The pre-set target drug concentrations in the aforementioned pharmacokinetic trials are established based on clinical data similar to TMB-355 (Trogarzo) for TMB-365, and based on professional evaluation from relevant medical journal literature for TMB-380. Currently, both are set with relatively conservative criteria (i.e., conservative high-level dashed lines in the graph). As more clinical data supports these criteria, there is a possibility of downward adjustment of these dashed lines, accompanied by appropriate dosage adjustments, making the possibility of administering injections every three months quite high. However, this progression will require step-by-step gradual adjustments. Initially, we will develop combinations administered every two months, followed by the development of even longer-acting combinations administered every three months.
First-line maintenance therapy for HIV currently predominantly involves daily oral medication. To meet diverse medication behavior needs, pharmaceutical companies anticipate developing various long-acting drug combinations. These include orally administered drugs taken weekly for convenience, monthly subcutaneous injections administered at home, drug combinations with patient follow-up frequencies at 2-3 month intervals, and potentially achieving 4-6 month ultra-long-acting combinations. Since HIV cannot currently be cured and can only be controlled, HIV patients will select appropriate medication combinations based on their lifestyle, proactive or conservative medication preferences, and physical conditions (such as medication contraindications).

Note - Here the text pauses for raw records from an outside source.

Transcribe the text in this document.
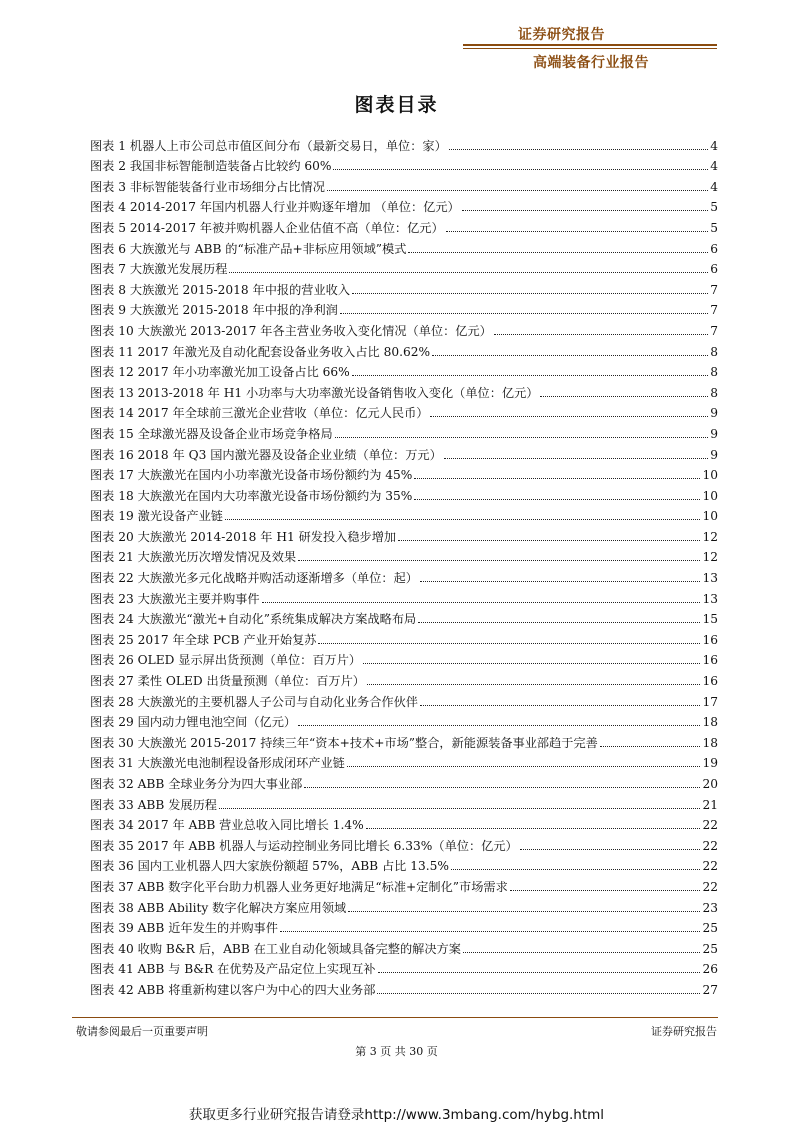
证券研究报告
高端装备行业报告
图表目录
图表 1 机器人上市公司总市值区间分布（最新交易日，单位：家）	4
图表 2 我国非标智能制造装备占比较约 60%	4
图表 3 非标智能装备行业市场细分占比情况	4
图表 4 2014-2017 年国内机器人行业并购逐年增加 （单位：亿元）	5
图表 5 2014-2017 年被并购机器人企业估值不高（单位：亿元）	5
图表 6 大族激光与 ABB 的“标准产品+非标应用领域”模式	6
图表 7 大族激光发展历程	6
图表 8 大族激光 2015-2018 年中报的营业收入	7
图表 9 大族激光 2015-2018 年中报的净利润	7
图表 10 大族激光 2013-2017 年各主营业务收入变化情况（单位：亿元）	7
图表 11 2017 年激光及自动化配套设备业务收入占比 80.62%	8
图表 12 2017 年小功率激光加工设备占比 66%	8
图表 13 2013-2018 年 H1 小功率与大功率激光设备销售收入变化（单位：亿元）	8
图表 14 2017 年全球前三激光企业营收（单位：亿元人民币）	9
图表 15 全球激光器及设备企业市场竞争格局	9
图表 16 2018 年 Q3 国内激光器及设备企业业绩（单位：万元）	9
图表 17 大族激光在国内小功率激光设备市场份额约为 45%	10
图表 18 大族激光在国内大功率激光设备市场份额约为 35%	10
图表 19 激光设备产业链	10
图表 20 大族激光 2014-2018 年 H1 研发投入稳步增加	12
图表 21 大族激光历次增发情况及效果	12
图表 22 大族激光多元化战略并购活动逐渐增多（单位：起）	13
图表 23 大族激光主要并购事件	13
图表 24 大族激光“激光+自动化”系统集成解决方案战略布局	15
图表 25 2017 年全球 PCB 产业开始复苏	16
图表 26 OLED 显示屏出货预测（单位：百万片）	16
图表 27 柔性 OLED 出货量预测（单位：百万片）	16
图表 28 大族激光的主要机器人子公司与自动化业务合作伙伴	17
图表 29 国内动力锂电池空间（亿元）	18
图表 30 大族激光 2015-2017 持续三年“资本+技术+市场”整合，新能源装备事业部趋于完善	18
图表 31 大族激光电池制程设备形成闭环产业链	19
图表 32 ABB 全球业务分为四大事业部	20
图表 33 ABB 发展历程	21
图表 34 2017 年 ABB 营业总收入同比增长 1.4%	22
图表 35 2017 年 ABB 机器人与运动控制业务同比增长 6.33%（单位：亿元）	22
图表 36 国内工业机器人四大家族份额超 57%，ABB 占比 13.5%	22
图表 37 ABB 数字化平台助力机器人业务更好地满足“标准+定制化”市场需求	22
图表 38 ABB Ability 数字化解决方案应用领域	23
图表 39 ABB 近年发生的并购事件	25
图表 40 收购 B&R 后，ABB 在工业自动化领域具备完整的解决方案	25
图表 41 ABB 与 B&R 在优势及产品定位上实现互补	26
图表 42 ABB 将重新构建以客户为中心的四大业务部	27
敬请参阅最后一页重要声明	证券研究报告
第 3 页 共 30 页
获取更多行业研究报告请登录http://www.3mbang.com/hybg.html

Among all the long-acting HIV medications in development, TMB-365/TMB-380 is the only combination of two different mechanisms of action, requiring only one injection. Compared to combinations from other major pharmaceutical companies that require separate injections of small molecule combinations or small molecule/antibody combinations, TMB-365/TMB-380 possesses distinct market advantages and differentiation. Our goal at TaiMed is to offer more convenient, safer, fewer side effects, and more versatile long-acting products that meet the diverse needs of patients at every follow-up visit.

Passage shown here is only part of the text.